Il y prend goût rapidement, se débrouillant rapidement pour avoir de l’eau et de l’électricité, ayant une vue unique sur la baie de Tokyo et les étoiles rien que pour lui.

Il tremble de plus en plus qu’on le surprenne sur son refuge haut perché, comme le baron d’Italo Calvino, appréciant tout comme lui cette existence en marge qui lui redonne sa liberté : un couple d’amoureux illégitimes, le concierge de l’immeuble qui a vu la tente mais n’a rien dit, un chef de bureau qui vient prier, une employée qui cache sur le toit un tout petit chien que le campeur urbain finit par adopter.

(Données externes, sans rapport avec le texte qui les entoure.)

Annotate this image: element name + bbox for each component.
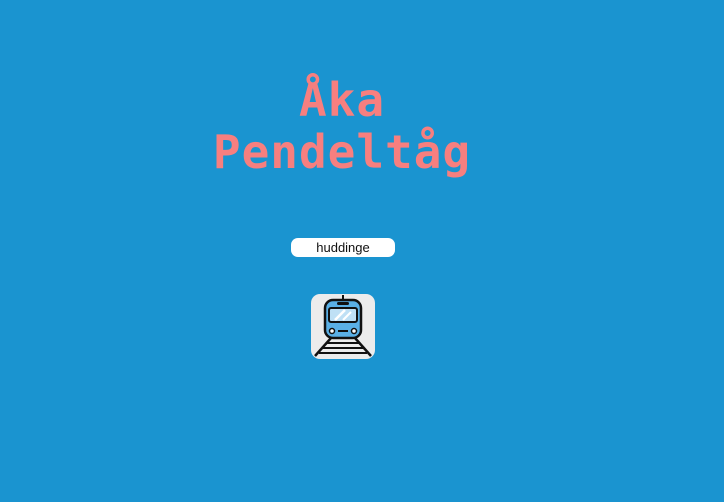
title-line-2: Pendeltåg (212, 125, 472, 179)
station-input[interactable] (291, 238, 395, 257)
title-line-1: Åka (298, 73, 386, 127)
train-icon (314, 295, 372, 357)
go-train-button[interactable] (311, 294, 375, 359)
page-title: Åka Pendeltåg (0, 74, 684, 178)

Dans la dernière nouvelle, qui ressemble beaucoup au manga « mes voisins les Yamada », une ménagère trompe son ennui en racontant ses petites misères au policier compatissant du commissariat de son quartier, les railleries des écoliers, des gamines insolentes en uniformes et socquettes blanches, les « otakus » qui mettent le volume de leur console de jeux vidéos trop fort, les vieux qui vident leurs poubelles un peu partout.

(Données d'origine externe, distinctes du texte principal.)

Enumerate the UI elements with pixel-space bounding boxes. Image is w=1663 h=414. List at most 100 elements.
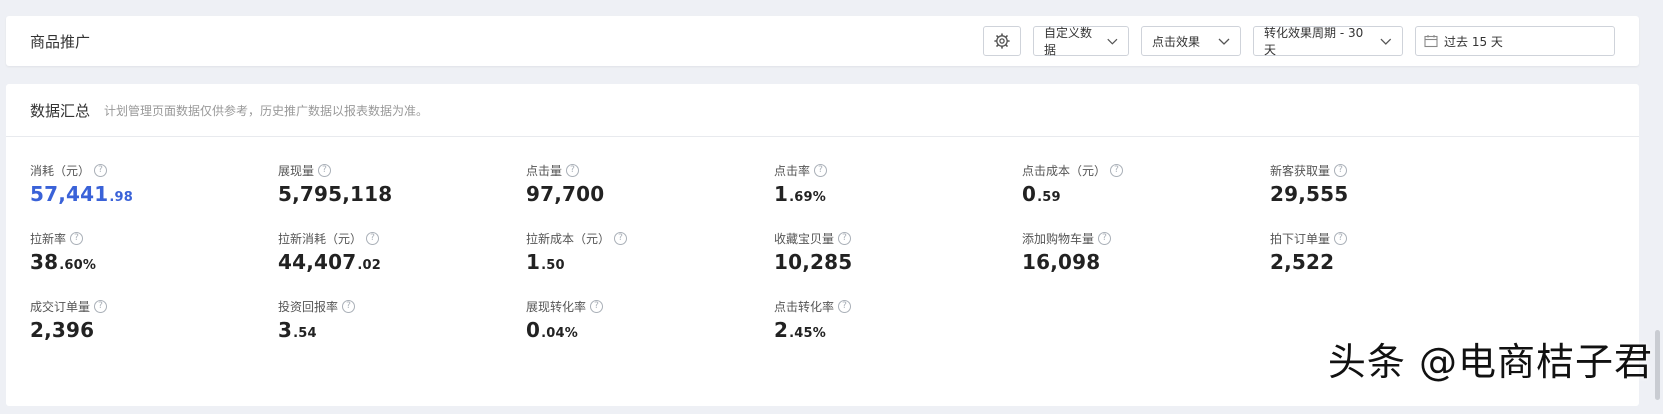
help-icon[interactable]: ?: [342, 299, 356, 313]
metric-int: 29,555: [1270, 182, 1349, 206]
help-icon[interactable]: ?: [366, 231, 380, 245]
metric-value: 16,098: [1022, 250, 1262, 274]
metric-label: 新客获取量: [1270, 163, 1331, 178]
help-icon[interactable]: ?: [94, 299, 108, 313]
metric-value: 5,795,118: [278, 182, 518, 206]
metric-label: 拉新消耗（元）: [278, 231, 363, 246]
conversion-period-select[interactable]: 转化效果周期 - 30天: [1253, 26, 1403, 57]
conversion-period-label: 转化效果周期 - 30天: [1264, 26, 1364, 57]
metric-value: 1.69%: [774, 182, 1014, 206]
metric-int: 2,396: [30, 318, 95, 342]
help-icon[interactable]: ?: [814, 163, 828, 177]
help-icon[interactable]: ?: [1334, 231, 1348, 245]
metric-dec: .59: [1037, 190, 1061, 205]
help-icon[interactable]: ?: [1098, 231, 1112, 245]
metric-label: 添加购物车量: [1022, 231, 1095, 246]
metric-int: 10,285: [774, 250, 853, 274]
metric-int: 3: [278, 318, 293, 342]
metric-value: 0.04%: [526, 318, 766, 342]
metric-int: 97,700: [526, 182, 605, 206]
metric-label: 成交订单量: [30, 299, 91, 314]
help-icon[interactable]: ?: [614, 231, 628, 245]
metric-impressions: 展现量? 5,795,118: [278, 162, 518, 206]
page-title: 商品推广: [30, 33, 91, 51]
metric-dec: .60%: [59, 258, 97, 273]
metric-int: 2: [774, 318, 789, 342]
metric-label: 拉新率: [30, 231, 67, 246]
custom-data-select[interactable]: 自定义数据: [1033, 26, 1129, 57]
metric-label: 收藏宝贝量: [774, 231, 835, 246]
help-icon[interactable]: ?: [70, 231, 84, 245]
help-icon[interactable]: ?: [1334, 163, 1348, 177]
metric-dec: .50: [541, 258, 565, 273]
settings-button[interactable]: [983, 26, 1021, 56]
metric-value: 2.45%: [774, 318, 1014, 342]
help-icon[interactable]: ?: [838, 231, 852, 245]
metric-label: 投资回报率: [278, 299, 339, 314]
metric-int: 1: [526, 250, 541, 274]
metric-value: 10,285: [774, 250, 1014, 274]
metric-label: 拍下订单量: [1270, 231, 1331, 246]
custom-data-label: 自定义数据: [1044, 26, 1093, 57]
metric-label: 展现转化率: [526, 299, 587, 314]
metric-int: 0: [1022, 182, 1037, 206]
toolbar: 自定义数据 点击效果 转化效果周期 - 30天 过去 15 天: [983, 26, 1615, 57]
metric-new-spend: 拉新消耗（元）? 44,407.02: [278, 230, 518, 274]
section-title: 数据汇总: [30, 101, 91, 120]
metric-value: 2,396: [30, 318, 270, 342]
metric-dec: .98: [109, 190, 134, 205]
metric-label: 点击率: [774, 163, 811, 178]
calendar-icon: [1424, 35, 1438, 48]
metric-impression-cvr: 展现转化率? 0.04%: [526, 298, 766, 342]
metric-new-customers: 新客获取量? 29,555: [1270, 162, 1510, 206]
metric-int: 1: [774, 182, 789, 206]
metric-value: 2,522: [1270, 250, 1510, 274]
metric-orders-placed: 拍下订单量? 2,522: [1270, 230, 1510, 274]
help-icon[interactable]: ?: [590, 299, 604, 313]
help-icon[interactable]: ?: [94, 163, 108, 177]
help-icon[interactable]: ?: [838, 299, 852, 313]
metric-value[interactable]: 57,441.98: [30, 182, 270, 206]
metric-dec: .45%: [789, 326, 826, 341]
help-icon[interactable]: ?: [1110, 163, 1124, 177]
metric-new-rate: 拉新率? 38.60%: [30, 230, 270, 274]
section-note: 计划管理页面数据仅供参考，历史推广数据以报表数据为准。: [104, 103, 429, 118]
metric-value: 38.60%: [30, 250, 270, 274]
metric-value: 97,700: [526, 182, 766, 206]
metric-label: 消耗（元）: [30, 163, 91, 178]
scrollbar-thumb[interactable]: [1655, 330, 1660, 400]
metric-orders-completed: 成交订单量? 2,396: [30, 298, 270, 342]
click-effect-label: 点击效果: [1152, 34, 1201, 49]
metric-int: 57,441: [30, 182, 109, 206]
metric-cpc: 点击成本（元）? 0.59: [1022, 162, 1262, 206]
metric-label: 点击量: [526, 163, 563, 178]
metric-label: 点击成本（元）: [1022, 163, 1107, 178]
summary-header: 数据汇总 计划管理页面数据仅供参考，历史推广数据以报表数据为准。: [6, 84, 1639, 137]
metric-int: 16,098: [1022, 250, 1101, 274]
metric-value: 3.54: [278, 318, 518, 342]
date-range-label: 过去 15 天: [1444, 34, 1503, 49]
help-icon[interactable]: ?: [566, 163, 580, 177]
metric-spend: 消耗（元）? 57,441.98: [30, 162, 270, 206]
metric-dec: .54: [293, 326, 317, 341]
metric-new-cost: 拉新成本（元）? 1.50: [526, 230, 766, 274]
metric-value: 1.50: [526, 250, 766, 274]
metric-favorites: 收藏宝贝量? 10,285: [774, 230, 1014, 274]
gear-icon: [994, 33, 1010, 49]
chevron-down-icon: [1107, 38, 1118, 45]
metric-dec: .04%: [541, 326, 578, 341]
metric-int: 2,522: [1270, 250, 1335, 274]
metric-value: 29,555: [1270, 182, 1510, 206]
metric-click-cvr: 点击转化率? 2.45%: [774, 298, 1014, 342]
metric-clicks: 点击量? 97,700: [526, 162, 766, 206]
metric-value: 44,407.02: [278, 250, 518, 274]
help-icon[interactable]: ?: [318, 163, 332, 177]
chevron-down-icon: [1218, 38, 1230, 45]
metric-int: 5,795,118: [278, 182, 393, 206]
top-bar: 商品推广 自定义数据 点击效果 转化效果周期 - 30天 过去 15 天: [6, 16, 1639, 66]
date-range-picker[interactable]: 过去 15 天: [1415, 26, 1615, 56]
metric-dec: .02: [357, 258, 382, 273]
metric-dec: .69%: [789, 190, 826, 205]
click-effect-select[interactable]: 点击效果: [1141, 26, 1241, 56]
metric-int: 38: [30, 250, 59, 274]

Ces histoires sont à déguster en prenant son temps, il faut y chercher les saveurs sans impatience et non les gober en deux ou trois bouchées comme un sushi.

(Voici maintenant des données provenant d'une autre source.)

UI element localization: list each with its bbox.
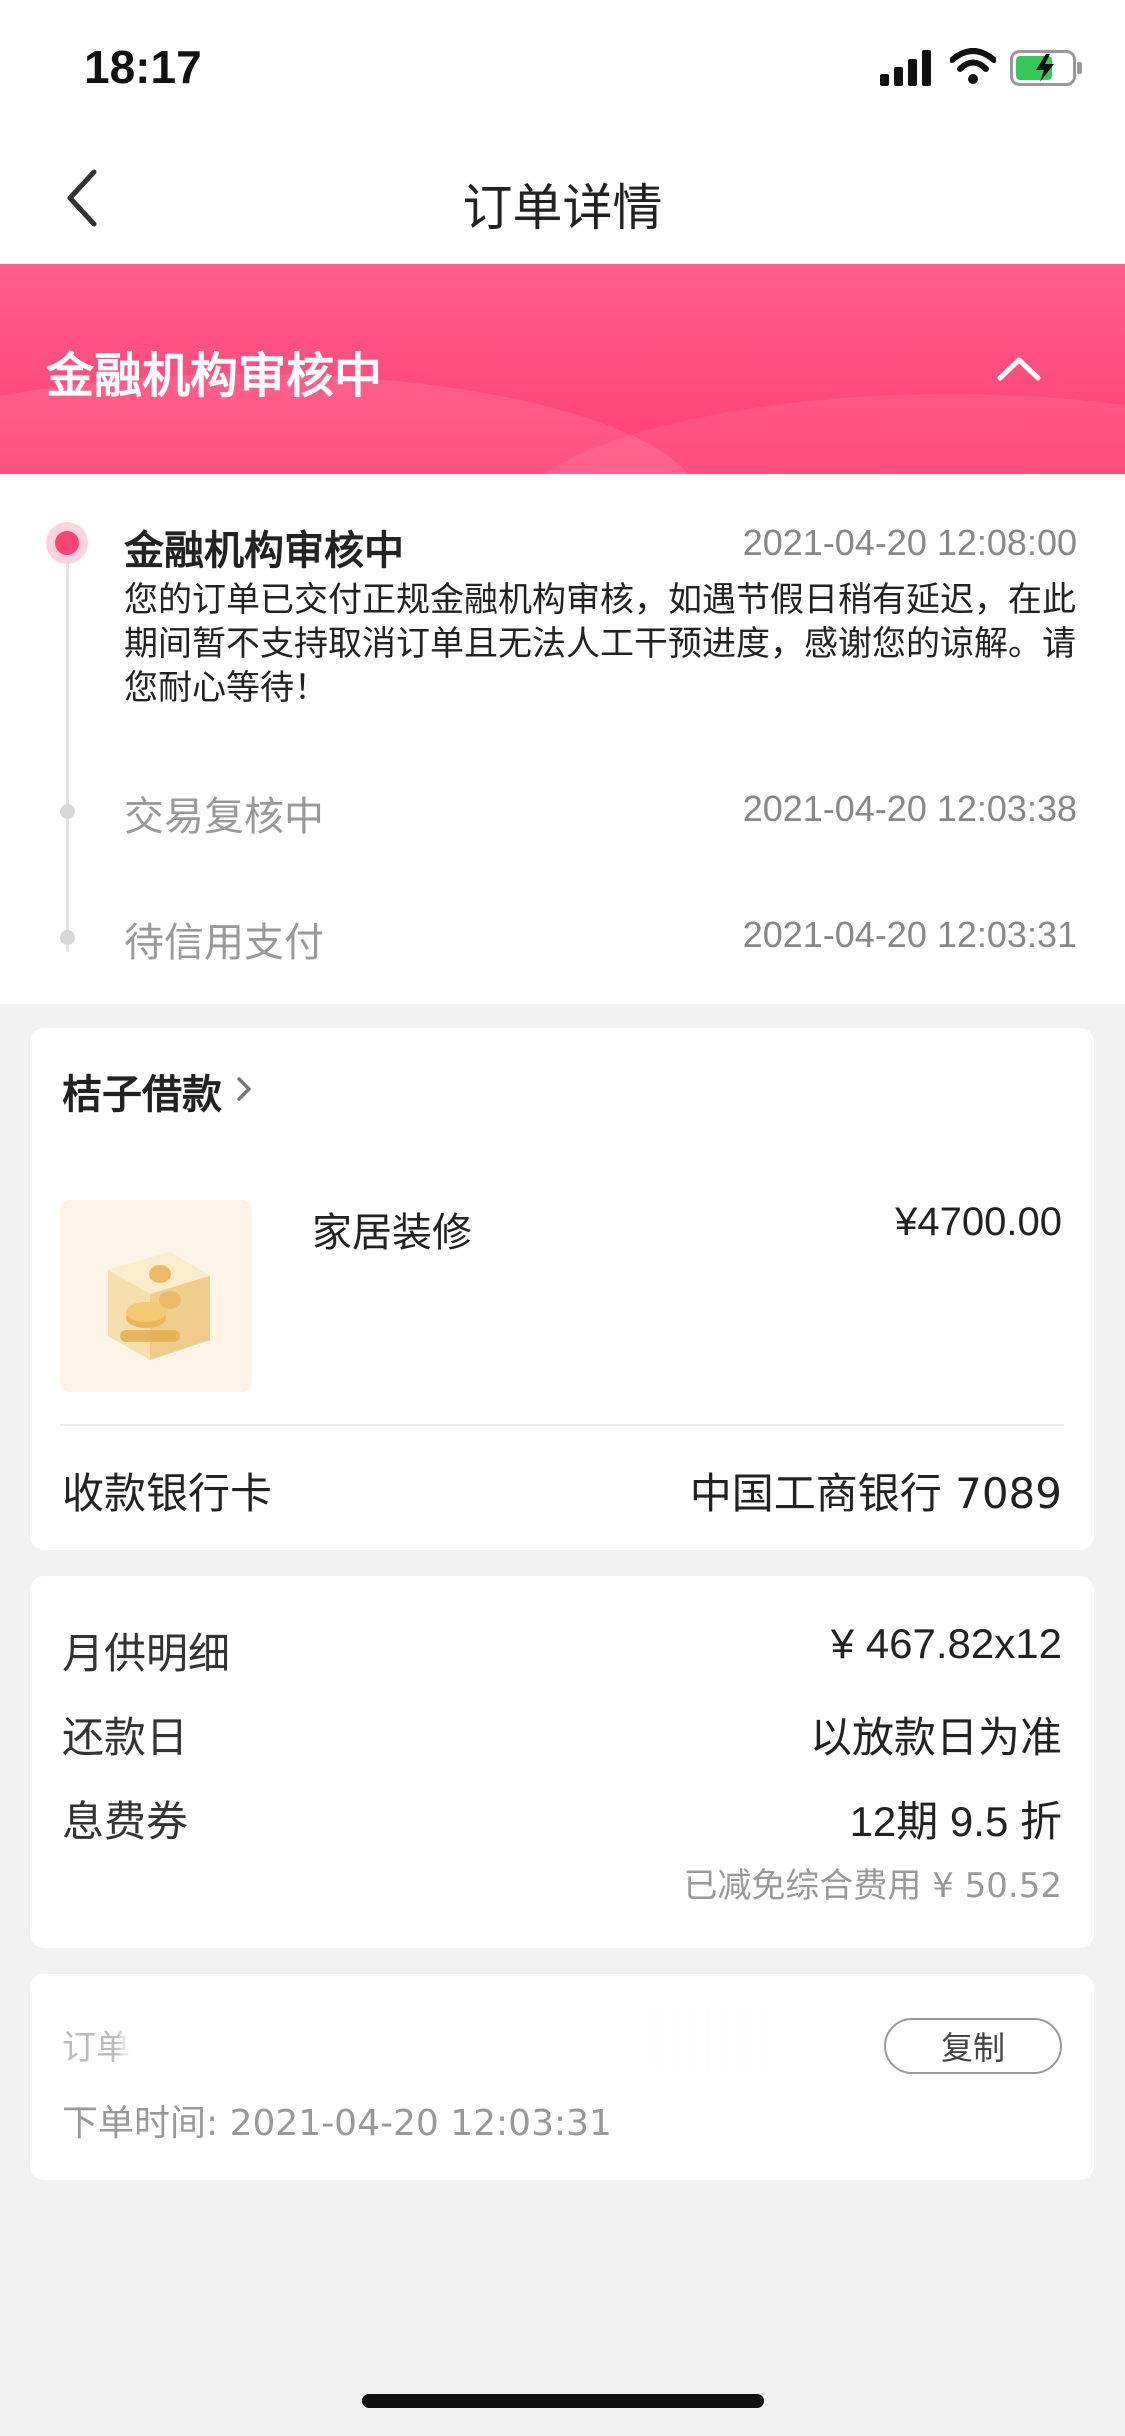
product-thumbnail <box>60 1200 252 1392</box>
chevron-up-icon[interactable] <box>996 354 1042 384</box>
timeline-dot <box>60 804 75 819</box>
coupon-value: 12期 9.5 折 <box>849 1798 1062 1845</box>
timeline-step-desc: 您的订单已交付正规金融机构审核，如遇节假日稍有延迟，在此期间暂不支持取消订单且无… <box>124 580 1076 708</box>
timeline-step-title: 待信用支付 <box>124 920 324 966</box>
banner-title: 金融机构审核中 <box>46 348 383 404</box>
product-card: 桔子借款 家居装修 ¥4700.00 收款银行卡 中国工商银行 7089 <box>30 1028 1094 1550</box>
home-indicator[interactable] <box>362 2394 764 2408</box>
cellular-signal-icon <box>880 50 931 86</box>
bank-card-value: 中国工商银行 7089 <box>689 1469 1062 1518</box>
page-title: 订单详情 <box>462 179 663 237</box>
battery-icon <box>1010 50 1082 86</box>
monthly-payment-value: ¥ 467.82x12 <box>830 1620 1062 1667</box>
timeline-dot <box>60 930 75 945</box>
status-banner[interactable]: 金融机构审核中 <box>0 264 1125 474</box>
coin-box-icon <box>108 1252 210 1360</box>
bank-card-label: 收款银行卡 <box>62 1469 273 1518</box>
product-price: ¥4700.00 <box>895 1200 1062 1244</box>
timeline-step-time: 2021-04-20 12:03:31 <box>742 914 1077 955</box>
progress-timeline: 金融机构审核中 2021-04-20 12:08:00 您的订单已交付正规金融机… <box>0 474 1125 1004</box>
due-date-value: 以放款日为准 <box>809 1714 1062 1761</box>
order-time: 下单时间: 2021-04-20 12:03:31 <box>62 2103 612 2144</box>
wifi-icon <box>950 48 996 84</box>
timeline-step-title: 金融机构审核中 <box>124 528 404 574</box>
status-time: 18:17 <box>84 41 202 93</box>
copy-button[interactable]: 复制 <box>884 2018 1062 2074</box>
repayment-card: 月供明细 ¥ 467.82x12 还款日 以放款日为准 息费券 12期 9.5 … <box>30 1576 1094 1948</box>
coupon-savings-note: 已减免综合费用 ¥ 50.52 <box>683 1866 1062 1906</box>
timeline-step-time: 2021-04-20 12:08:00 <box>742 522 1077 563</box>
timeline-step-time: 2021-04-20 12:03:38 <box>742 788 1077 829</box>
divider <box>60 1424 1064 1426</box>
merchant-name[interactable]: 桔子借款 <box>62 1062 222 1120</box>
due-date-label: 还款日 <box>62 1713 189 1762</box>
nav-bar: 订单详情 <box>0 132 1125 264</box>
timeline-dot-active <box>46 522 88 564</box>
order-info-card: 订单 复制 下单时间: 2021-04-20 12:03:31 <box>30 1974 1094 2180</box>
coupon-label: 息费券 <box>62 1797 189 1846</box>
status-bar: 18:17 <box>0 0 1125 132</box>
order-number-redacted <box>120 2004 780 2074</box>
timeline-step-title: 交易复核中 <box>124 794 324 840</box>
chevron-right-icon[interactable] <box>234 1074 254 1104</box>
monthly-payment-label: 月供明细 <box>62 1629 231 1678</box>
product-name: 家居装修 <box>312 1210 472 1256</box>
timeline-line <box>66 542 69 952</box>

AmauryWatremez - Evreux - 54 ans - 10 novembre 2011


Planète Edo 8 étoiles

Tokyo Electrique est le fruit d'une commande d'un éditeur français pour nous ouvrir à nous, chers lecteurs occidentaux, aux joies de la littérature japonaise contemporaine.
Attiré par ce pays si particulier je dois dire que j'ai été particulièrement sensible à cette approche.
Bon venons en aux faits, ce recueil est donc composé de 5 nouvelles qui m'ont semblé de valeurs inégales. Je pense qu'il est important de préciser à d'éventuels intéressés qu'il ne faut surtout pas juger ce "Tokyo électrique" sur sa première nouvelle qui est de loin la plus "plate" et inintéressante dans laquelle on assiste à une conversation entre 5 habitants du quartier de Fukagawa, je n'en dirai pas plus.
"Les fruits de Shinjuku", seconde étape de notre traversée tokyoïte, est d'un tout autre calibre. Morita Ryuji, l'auteur en question, y fait preuve d'un réel talent, son écriture est brute, dans un style sans fioritures, on est littéralement happé par ce récit, histoire d'une drôle de journée vécue par deux jeunes étudiants un peu paumés au côté d'une jeune prostituée philippine aux charmes indiscutables. La fin nous laisse clairement regretter l'inexistence d'une suite et cela est bien dommage.
"Amant pour un an" vaut pour son évocation d'une relation amoureuse assez particulière vécue par une non tokyoïte et sa vision sur la société japonaise. Cette nouvelle sera suivie d'un très bon "la tente jaune sur le toit", récit atypique d'un salaryman ayant perdu son logement suite à un incendie et qui va s'installer en attendant sur le toit de son entreprise. Ce court récit est vraiment, comment dire, original, il s'y dégage un certain charme qui fait toute la différence.
La dernière nouvelle, "une ménagère au poste de Police", relate l'intérêt tout particulier d'une jeune mère pour les postes de Police, original là encore même si le récit ne décolle jamais, dommage.
Bref "Tokyo électrique" est un recueil de nouvelles plus ou moins inégales, mais a le mérite de nous ouvrir à de nouveaux auteurs venus d'horizons lointains et vaut la peine d'être découvert. De plus la présence d'une carte simpliste de Tokyo nous aiguille parfois durant notre lecture, renforçant l'immersion dans le récit: bonne idée.
Sans "les fruits de Shinjuku, ma notation aurait été surement de 3 étoiles, mais ce récit m'a tellement plu que j'accorderai un bon 4 étoiles.